By Emma Wallis, Insight & Content Strategist
The asset management industry is undergoing a leadership transition with a new cohort of CEOs taking over and more handovers expected. According to Casey Quirk, half (52%) of the largest 50 asset managers have “next generation” CEOs. A further 22% of large managers could be considering succession planning as their CEOs, who are aged over 60, approach retirement.
The new guard of leaders will be called upon to reform their firms as they navigate multiple headwinds. Profit margins are being squeezed due to fee compression, escalating costs, regulation, consolidation and intense competition. Artificial intelligence, big data and blockchain are beginning to shake up all aspects of the investment business. CEOs of mid-sized firms face the additional threat of being squeezed out by giant, global distributors on the one hand, and alpha-generating boutiques on the other. Invesco’s CEO Martin Flanagan went so far as to predict that a third of asset managers could go out of business over the next five years, amidst a wave of closures and consolidation.
To achieve profitable growth against this backdrop, leaders will need to cut underperforming business lines and identify which competitive advantages merit further investment. CEOs will require a new quiver of skills, according to Casey Quirk:
- Creating new success metrics for strategic planning and incentives
- Making clear, well-articulated choices that define the case for change
- Allocating resources in budgets and in balance sheets
- Modernizing the operating model across governance, brand, data and technology
- Managing cultural evolution, especially as non-traditional talent recruitment rises
- Driving change with agile decision-making and project execution
“New CEOs may not have the experience of their more tenured peers, but they may be well positioned to reinvent their firms,” Casey Quirk wrote in a recent white paper, ‘Industrial Evolution: Securing Profitable Growth in Tomorrow’s Asset Management Industry’. “Most will be able to take more career risk, given that more of their total compensation not only lies ahead of them, but also depends on effectively navigating tomorrow’s more challenging operating environment. They can more closely align their success—and their incentives—with the large-scale nature of multi-year transformation.”

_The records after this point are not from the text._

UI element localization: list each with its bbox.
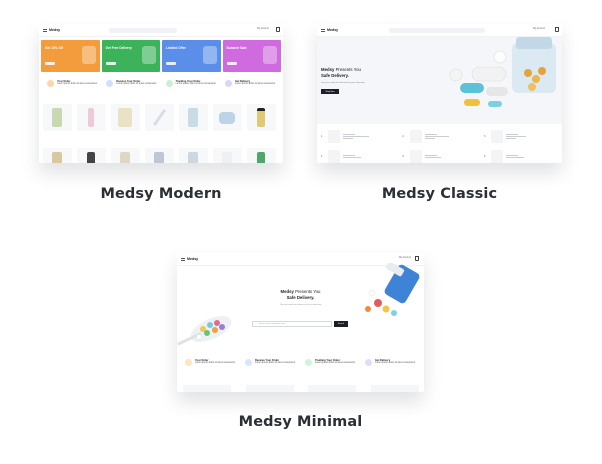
feature-item: Get Delivery Lorem ipsum dolor sit amet c… [224, 80, 277, 87]
preview-logo: Medsy [327, 28, 339, 32]
product-list-row: 1 2 3 [319, 128, 559, 145]
preview-logo: Medsy [187, 257, 199, 261]
preview-account: My Account [533, 28, 545, 30]
feature-item: Receive Your Order Lorem ipsum dolor sit … [245, 359, 297, 366]
pills-illustration [449, 37, 556, 107]
product-card [213, 148, 242, 163]
theme-caption-classic[interactable]: Medsy Classic [317, 186, 562, 202]
list-item: 2 [401, 128, 478, 145]
hero-heading: Medsy Presents You Safe Delivery. [321, 67, 361, 79]
product-grid-row [43, 148, 276, 163]
preview-logo: Medsy [49, 28, 61, 32]
product-card [77, 148, 106, 163]
hero-button: Shop Now [321, 89, 339, 94]
feature-row: Your Order Lorem ipsum dolor sit amet con… [185, 359, 417, 366]
product-grid-row [43, 104, 276, 131]
product-card [111, 148, 140, 163]
pills-spoon-illustration [177, 316, 232, 346]
cart-icon [276, 27, 280, 32]
hero-search-button: Search [334, 321, 348, 327]
hero-banner: Medsy Presents You Safe Delivery. Get you… [317, 37, 562, 124]
product-card [179, 104, 208, 131]
product-card [213, 104, 242, 131]
pill-bottle-illustration [365, 263, 420, 316]
product-card [43, 104, 72, 131]
list-item: 1 [319, 128, 396, 145]
product-card [247, 148, 276, 163]
feature-item: Your Order Lorem ipsum dolor sit amet con… [47, 80, 99, 87]
cart-icon [555, 27, 559, 32]
product-strip [183, 385, 419, 392]
product-card [145, 104, 174, 131]
hero-search-input: Search your medicine here [252, 321, 332, 327]
list-item: 3 [482, 128, 559, 145]
theme-caption-minimal[interactable]: Medsy Minimal [177, 414, 424, 430]
list-item: 6 [482, 148, 559, 163]
product-card [77, 104, 106, 131]
product-card [145, 148, 174, 163]
hero-section: Medsy Presents You Safe Delivery. Get you… [177, 263, 424, 346]
list-item: 5 [401, 148, 478, 163]
feature-item: Tracking Your Order Lorem ipsum dolor sit… [165, 80, 218, 87]
product-list-row: 4 5 6 [319, 148, 559, 163]
menu-icon [43, 28, 47, 32]
cart-icon [415, 256, 419, 261]
promo-banner: Get 10% Off [41, 40, 100, 72]
list-item: 4 [319, 148, 396, 163]
theme-caption-modern[interactable]: Medsy Modern [39, 186, 283, 202]
product-card [179, 148, 208, 163]
preview-header: Medsy My Account [317, 24, 562, 37]
product-card [111, 104, 140, 131]
promo-banners: Get 10% Off Get Free Delivery Limited Of… [41, 40, 281, 72]
menu-icon [181, 257, 185, 261]
promo-banner: Get Free Delivery [101, 40, 160, 72]
preview-account: My Account [257, 28, 269, 30]
product-card [247, 104, 276, 131]
theme-preview-classic[interactable]: Medsy My Account Medsy Presents You Safe … [317, 24, 562, 163]
preview-header: Medsy My Account [39, 24, 283, 37]
hero-subtext: Get your medicine delivered to your door… [321, 82, 365, 84]
feature-row: Your Order Lorem ipsum dolor sit amet con… [47, 80, 277, 87]
promo-banner: Limited Offer [162, 40, 221, 72]
menu-icon [321, 28, 325, 32]
feature-item: Receive Your Order Lorem ipsum dolor sit … [106, 80, 158, 87]
preview-search-bar [389, 28, 485, 33]
promo-banner: Summer Sale [222, 40, 281, 72]
feature-item: Get Delivery Lorem ipsum dolor sit amet c… [365, 359, 417, 366]
product-card [43, 148, 72, 163]
preview-account: My Account [399, 257, 411, 259]
feature-item: Your Order Lorem ipsum dolor sit amet con… [185, 359, 237, 366]
preview-search-bar [109, 28, 177, 33]
theme-preview-modern[interactable]: Medsy My Account Get 10% Off Get Free De… [39, 24, 283, 163]
feature-item: Tracking Your Order Lorem ipsum dolor sit… [305, 359, 357, 366]
theme-preview-minimal[interactable]: Medsy My Account Medsy Presents You Safe … [177, 253, 424, 392]
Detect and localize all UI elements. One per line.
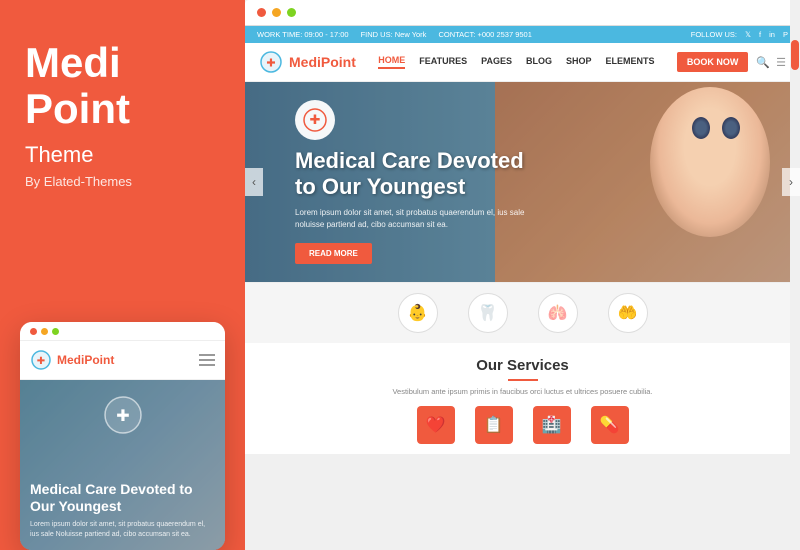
svg-text:✚: ✚ <box>310 112 321 127</box>
work-time: WORK TIME: 09:00 - 17:00 <box>257 30 349 39</box>
read-more-button[interactable]: READ MORE <box>295 243 372 264</box>
scrollbar[interactable] <box>790 0 800 550</box>
find-us: FIND US: New York <box>361 30 427 39</box>
nav-logo-icon: ✚ <box>259 50 283 74</box>
nav-bar: ✚ MediPoint HOME FEATURES PAGES BLOG SHO… <box>245 43 800 82</box>
browser-dot-green[interactable] <box>287 8 296 17</box>
mobile-hero-title: Medical Care Devoted to Our Youngest <box>30 481 215 515</box>
service-card-heart[interactable]: ❤️ <box>417 406 455 444</box>
svg-text:✚: ✚ <box>37 356 45 367</box>
hero-logo-circle: ✚ <box>295 100 335 140</box>
mobile-dot-green <box>52 328 59 335</box>
mobile-traffic-lights <box>30 328 59 335</box>
service-card-pill[interactable]: 💊 <box>591 406 629 444</box>
theme-subtitle: Theme <box>25 142 93 168</box>
nav-home[interactable]: HOME <box>378 55 405 69</box>
mobile-dot-red <box>30 328 37 335</box>
hero-description: Lorem ipsum dolor sit amet, sit probatus… <box>295 207 525 231</box>
hero-cross-icon: ✚ <box>303 108 327 132</box>
mobile-navbar: ✚ MediPoint <box>20 341 225 380</box>
browser-chrome <box>245 0 800 26</box>
services-title: Our Services <box>265 357 780 374</box>
service-icon-lung[interactable]: 🫁 <box>538 293 578 333</box>
nav-links: HOME FEATURES PAGES BLOG SHOP ELEMENTS <box>378 55 654 69</box>
browser-dot-yellow[interactable] <box>272 8 281 17</box>
hero-prev-arrow[interactable]: ‹ <box>245 168 263 196</box>
social-in[interactable]: in <box>769 30 775 39</box>
mobile-logo: ✚ MediPoint <box>30 349 114 371</box>
browser-dot-red[interactable] <box>257 8 266 17</box>
nav-logo[interactable]: ✚ MediPoint <box>259 50 356 74</box>
services-description: Vestibulum ante ipsum primis in faucibus… <box>265 387 780 396</box>
svg-text:✚: ✚ <box>116 408 129 425</box>
mobile-hero-logo-icon: ✚ <box>103 395 143 435</box>
mobile-logo-icon: ✚ <box>30 349 52 371</box>
nav-logo-text: MediPoint <box>289 54 356 70</box>
menu-icon[interactable]: ☰ <box>776 56 786 69</box>
right-panel: WORK TIME: 09:00 - 17:00 FIND US: New Yo… <box>245 0 800 550</box>
contact: CONTACT: +000 2537 9501 <box>438 30 531 39</box>
nav-pages[interactable]: PAGES <box>481 56 512 68</box>
services-cards-row: ❤️ 📋 🏥 💊 <box>265 406 780 444</box>
nav-elements[interactable]: ELEMENTS <box>606 56 655 68</box>
mobile-logo-text: MediPoint <box>57 353 114 367</box>
mobile-dot-yellow <box>41 328 48 335</box>
service-icons-row: 👶 🦷 🫁 🤲 <box>245 282 800 343</box>
search-icon[interactable]: 🔍 <box>756 56 770 69</box>
hero-section: ‹ ✚ Medical Care Devoted to Our Youngest… <box>245 82 800 282</box>
follow-us-label: FOLLOW US: <box>691 30 737 39</box>
mobile-mockup: ✚ MediPoint ✚ Medical Care Devoted to Ou… <box>20 322 225 550</box>
mobile-hero-text: Lorem ipsum dolor sit amet, sit probatus… <box>30 520 215 540</box>
hero-next-arrow[interactable]: › <box>782 168 800 196</box>
services-section: Our Services Vestibulum ante ipsum primi… <box>245 343 800 454</box>
nav-right: BOOK NOW 🔍 ☰ <box>677 52 786 72</box>
mobile-top-bar <box>20 322 225 341</box>
service-icon-care[interactable]: 🤲 <box>608 293 648 333</box>
svg-text:✚: ✚ <box>266 58 275 70</box>
hamburger-menu[interactable] <box>199 354 215 366</box>
social-fb[interactable]: f <box>759 30 761 39</box>
service-icon-dental[interactable]: 🦷 <box>468 293 508 333</box>
nav-blog[interactable]: BLOG <box>526 56 552 68</box>
scroll-thumb[interactable] <box>791 40 799 70</box>
info-bar: WORK TIME: 09:00 - 17:00 FIND US: New Yo… <box>245 26 800 43</box>
service-icon-baby[interactable]: 👶 <box>398 293 438 333</box>
nav-features[interactable]: FEATURES <box>419 56 467 68</box>
hero-title: Medical Care Devoted to Our Youngest <box>295 148 525 199</box>
mobile-hero: ✚ Medical Care Devoted to Our Youngest L… <box>20 380 225 550</box>
info-bar-left: WORK TIME: 09:00 - 17:00 FIND US: New Yo… <box>257 30 532 39</box>
theme-by: By Elated-Themes <box>25 174 132 189</box>
left-panel: MediPoint Theme By Elated-Themes ✚ MediP… <box>0 0 245 550</box>
browser-content: WORK TIME: 09:00 - 17:00 FIND US: New Yo… <box>245 26 800 550</box>
service-card-hospital[interactable]: 🏥 <box>533 406 571 444</box>
info-bar-right: FOLLOW US: 𝕏 f in P <box>691 30 788 39</box>
nav-shop[interactable]: SHOP <box>566 56 592 68</box>
theme-title: MediPoint <box>25 40 130 132</box>
services-title-underline <box>508 379 538 381</box>
book-now-button[interactable]: BOOK NOW <box>677 52 749 72</box>
social-pi[interactable]: P <box>783 30 788 39</box>
social-tw[interactable]: 𝕏 <box>745 30 751 39</box>
nav-icons: 🔍 ☰ <box>756 56 786 69</box>
mobile-hero-content: Medical Care Devoted to Our Youngest Lor… <box>30 481 215 540</box>
hero-content: ✚ Medical Care Devoted to Our Youngest L… <box>245 100 525 264</box>
service-card-clipboard[interactable]: 📋 <box>475 406 513 444</box>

 “Next generation” CEOs have been in post for four years or fewer. Their average tenure is two years and their average age is 53.
 These CEOs have been in post for an average of 10 years.
 The U.S. Securities and Exchange Commission is planning to investigate this year whether barriers to small and mid-sized asset managers, as well as M&A activity, could curtail investors’ choice.
 Investment firms are introducing diversity and fresh ideas throughout the ranks. “Star asset managers and salespeople drove much of the industry’s early expansion, and were well compensated. Success in tomorrow’s industry will require equally rewarding new types of talent: marketing, technology, finance and human resources,” Casey Quirk observed.